Arguments Show Down for Digital Assets

Karen Wendt, SFTL President & expert in responsible, impact and sustainable investing

SFTL Authors

Opportunities and risks of digital assets

Digital assets are gaining relevance and offer new opportunities for all sectors; they are a veritable innovation, but also harbour new risks. Due to recent scandals on various C exchanges (FTX, Binance, Conbase), many market participants have only now become aware of these risks. Technological development is rapid and it is not always easy to follow the technological advances and recognise the risks. However, in order to make informed decisions, it is crucial to deal with these digital assets and how they work; digital assets have characteristics that distinguish them from traditional assets.

On the plus side, we see the following advantages:

Fast transactions: Unlike a traditional exchange, digital assets can be traded at any time of the day or night, seven days a week. No exchange is needed for this, the intermediary is abolished, transactions are executed instantly on the blockchain protocol, – no matter when a transaction takes place, end-to-end encrypted between two transaction partners.

Independence: Digital assets on a register or ledger can be stored, traded and transferred independently of intermediaries. While this brings more freedom in managing assets, it also comes with new risks, such as losing access to assets. In addition, many intermediaries that trade and hold digital assets are not financial market specialists and are only partially regulated, which has led to several scandals, e.g. Bankman Fried’s crypto exchange FTX, and more recently Binance and Coinbase have also been targeted by the US Security Exchange Commission (SEC) for compliance violations. 

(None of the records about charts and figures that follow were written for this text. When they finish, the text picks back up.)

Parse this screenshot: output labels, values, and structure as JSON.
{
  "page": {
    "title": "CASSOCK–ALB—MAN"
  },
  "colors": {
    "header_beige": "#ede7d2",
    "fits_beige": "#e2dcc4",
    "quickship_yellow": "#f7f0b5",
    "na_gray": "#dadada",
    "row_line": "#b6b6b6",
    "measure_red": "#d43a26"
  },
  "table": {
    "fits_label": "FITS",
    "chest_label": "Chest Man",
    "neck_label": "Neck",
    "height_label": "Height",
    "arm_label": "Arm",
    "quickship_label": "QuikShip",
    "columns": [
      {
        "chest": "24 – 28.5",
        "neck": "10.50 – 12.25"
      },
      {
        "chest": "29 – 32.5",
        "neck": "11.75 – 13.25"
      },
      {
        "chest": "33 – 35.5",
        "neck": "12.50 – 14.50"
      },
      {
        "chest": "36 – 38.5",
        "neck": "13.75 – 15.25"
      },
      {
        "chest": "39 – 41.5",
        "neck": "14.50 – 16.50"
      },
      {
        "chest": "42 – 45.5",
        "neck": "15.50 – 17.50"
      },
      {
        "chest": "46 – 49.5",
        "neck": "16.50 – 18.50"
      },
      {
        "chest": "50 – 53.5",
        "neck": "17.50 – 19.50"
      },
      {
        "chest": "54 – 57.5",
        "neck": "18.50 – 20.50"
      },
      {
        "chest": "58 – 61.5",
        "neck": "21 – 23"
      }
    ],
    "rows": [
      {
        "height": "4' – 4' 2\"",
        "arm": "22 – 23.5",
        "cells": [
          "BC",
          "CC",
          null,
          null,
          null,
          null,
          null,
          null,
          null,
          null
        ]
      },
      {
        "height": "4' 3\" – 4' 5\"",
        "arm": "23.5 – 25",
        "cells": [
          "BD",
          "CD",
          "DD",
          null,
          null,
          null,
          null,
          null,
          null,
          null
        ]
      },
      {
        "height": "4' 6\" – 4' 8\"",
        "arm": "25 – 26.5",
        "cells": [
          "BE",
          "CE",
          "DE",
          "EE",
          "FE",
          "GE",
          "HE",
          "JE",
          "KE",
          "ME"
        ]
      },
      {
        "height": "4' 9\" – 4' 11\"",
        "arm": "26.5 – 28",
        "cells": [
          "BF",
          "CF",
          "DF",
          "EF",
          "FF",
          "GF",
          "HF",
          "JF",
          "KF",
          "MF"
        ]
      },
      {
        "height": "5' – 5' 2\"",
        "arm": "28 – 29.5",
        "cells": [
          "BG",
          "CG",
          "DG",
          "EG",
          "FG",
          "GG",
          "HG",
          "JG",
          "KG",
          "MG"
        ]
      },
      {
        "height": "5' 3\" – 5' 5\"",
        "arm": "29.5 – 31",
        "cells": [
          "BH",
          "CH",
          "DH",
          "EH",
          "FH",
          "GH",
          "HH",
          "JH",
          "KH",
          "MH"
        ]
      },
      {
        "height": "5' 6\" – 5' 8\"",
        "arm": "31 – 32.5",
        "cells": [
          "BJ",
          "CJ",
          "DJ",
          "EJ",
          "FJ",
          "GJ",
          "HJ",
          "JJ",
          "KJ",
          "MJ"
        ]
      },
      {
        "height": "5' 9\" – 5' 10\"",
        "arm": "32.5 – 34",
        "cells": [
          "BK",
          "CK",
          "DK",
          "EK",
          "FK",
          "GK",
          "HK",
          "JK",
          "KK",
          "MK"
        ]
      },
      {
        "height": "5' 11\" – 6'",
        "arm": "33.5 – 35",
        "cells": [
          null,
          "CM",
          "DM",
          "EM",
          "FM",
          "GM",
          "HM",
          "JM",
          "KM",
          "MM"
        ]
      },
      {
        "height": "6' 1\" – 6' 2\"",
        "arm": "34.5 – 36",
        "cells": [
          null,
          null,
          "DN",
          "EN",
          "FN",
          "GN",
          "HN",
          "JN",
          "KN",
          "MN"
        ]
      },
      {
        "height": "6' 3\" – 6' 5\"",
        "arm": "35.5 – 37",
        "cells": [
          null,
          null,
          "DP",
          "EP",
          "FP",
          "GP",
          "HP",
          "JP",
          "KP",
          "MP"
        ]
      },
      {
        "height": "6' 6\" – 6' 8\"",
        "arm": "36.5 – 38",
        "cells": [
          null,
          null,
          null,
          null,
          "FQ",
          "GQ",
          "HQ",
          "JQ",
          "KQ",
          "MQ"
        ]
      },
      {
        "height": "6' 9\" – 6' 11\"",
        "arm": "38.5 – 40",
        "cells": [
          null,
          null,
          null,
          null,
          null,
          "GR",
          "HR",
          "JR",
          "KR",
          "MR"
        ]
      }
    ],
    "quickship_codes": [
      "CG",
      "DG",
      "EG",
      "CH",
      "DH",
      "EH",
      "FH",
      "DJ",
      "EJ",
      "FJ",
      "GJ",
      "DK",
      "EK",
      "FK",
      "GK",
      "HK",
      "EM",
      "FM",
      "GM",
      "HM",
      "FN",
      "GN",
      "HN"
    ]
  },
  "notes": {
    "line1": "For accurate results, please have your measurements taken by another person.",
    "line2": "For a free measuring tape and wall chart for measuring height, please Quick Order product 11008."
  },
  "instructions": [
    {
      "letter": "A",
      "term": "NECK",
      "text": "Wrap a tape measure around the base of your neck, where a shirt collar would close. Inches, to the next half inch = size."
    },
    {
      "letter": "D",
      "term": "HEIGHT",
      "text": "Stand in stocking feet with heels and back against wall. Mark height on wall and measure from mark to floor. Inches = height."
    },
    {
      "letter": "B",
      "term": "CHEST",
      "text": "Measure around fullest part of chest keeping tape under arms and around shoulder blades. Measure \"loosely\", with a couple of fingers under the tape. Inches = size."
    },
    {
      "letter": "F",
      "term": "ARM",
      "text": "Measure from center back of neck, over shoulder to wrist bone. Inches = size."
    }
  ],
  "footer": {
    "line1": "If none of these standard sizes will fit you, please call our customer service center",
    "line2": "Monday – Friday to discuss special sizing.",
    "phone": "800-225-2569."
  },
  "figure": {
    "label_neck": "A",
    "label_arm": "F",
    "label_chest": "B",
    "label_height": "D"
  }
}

The lack of regulation and compliance significantly increases counterparty risk. If Bankman-Fried’s crypto exchange FTX goes bust, they will not see their money again. many investors have foregone the scrutiny of Bankman-Fried and its exchange and have lost their money because of the unreliable counterparty FTX. the quality of the counterparty (contracting party) is an operational risk that must always be clarified first.

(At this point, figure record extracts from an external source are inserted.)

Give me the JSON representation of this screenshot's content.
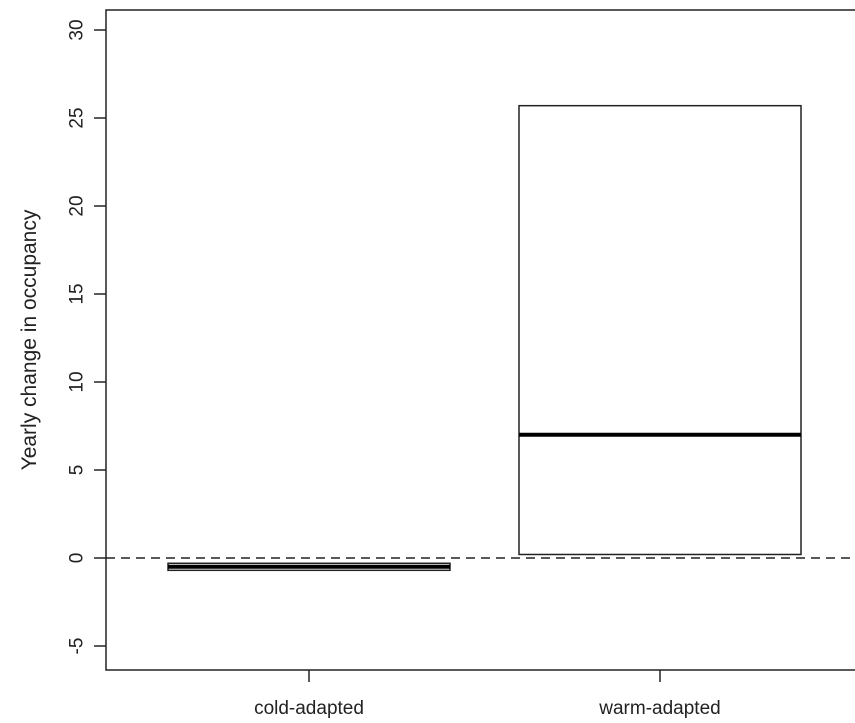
{
  "chart_data": {
    "type": "box",
    "title": "",
    "xlabel": "",
    "ylabel": "Yearly change in occupancy",
    "ylim": [
      -7,
      30.7
    ],
    "y_ticks": [
      -5,
      0,
      5,
      10,
      15,
      20,
      25,
      30
    ],
    "y_tick_labels": [
      "-5",
      "0",
      "5",
      "10",
      "15",
      "20",
      "25",
      "30"
    ],
    "reference_line": {
      "y": 0,
      "style": "dashed"
    },
    "grid": false,
    "legend": "none",
    "categories": [
      "cold-adapted",
      "warm-adapted"
    ],
    "boxes": [
      {
        "category": "cold-adapted",
        "q1": -0.7,
        "median": -0.5,
        "q3": -0.3
      },
      {
        "category": "warm-adapted",
        "q1": 0.2,
        "median": 7.0,
        "q3": 25.7
      }
    ]
  },
  "colors": {
    "axis": "#222222",
    "box_fill": "#ffffff",
    "box_stroke": "#222222",
    "median": "#000000"
  }
}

Now we already had to point out some risks in the advantages. But here there are more. 

Risks of Digital Assets

The risks of digital assets are also based on social trends:

Volatility: Digital assets, especially cryptocurrencies, tend to be more volatile compared to traditional asset classes, which means that their price can fluctuate greatly.

Cybercrime: The pseudonymity of decentralised networks can encourage cybercrime. There are many prominent cases where hackers demanded bitcoins as ransom after a ransomware attack, such as the attack on Colonial Pipeline in the summer of 2021.Therefore, regulation is now also to be tightened.

Because many digital assets can be traded and transferred independently of regulated intermediaries, they are also abused for money laundering. However, the authorities are also getting better at tracking such transactions, which is also made possible by the transparency of blockchains.

Environment: Blockchains that use a proof-of-work consensus algorithm like Bitcoin rely on very large amounts of energy due to the enormous computing power that the consensus algorithm requires. Newer consensus algorithms are more efficient (e.g. Ethereum reduced its energy consumption by 99 per cent by moving to Proof of Stake).

Digital assets are gaining relevance and offer new opportunities for all industries, but also pose great risks. Because many market participants are struggling to follow this technological development and the rapidly advancing technology behind it, an examination of these digital assets and how they work is central to making informed decisions.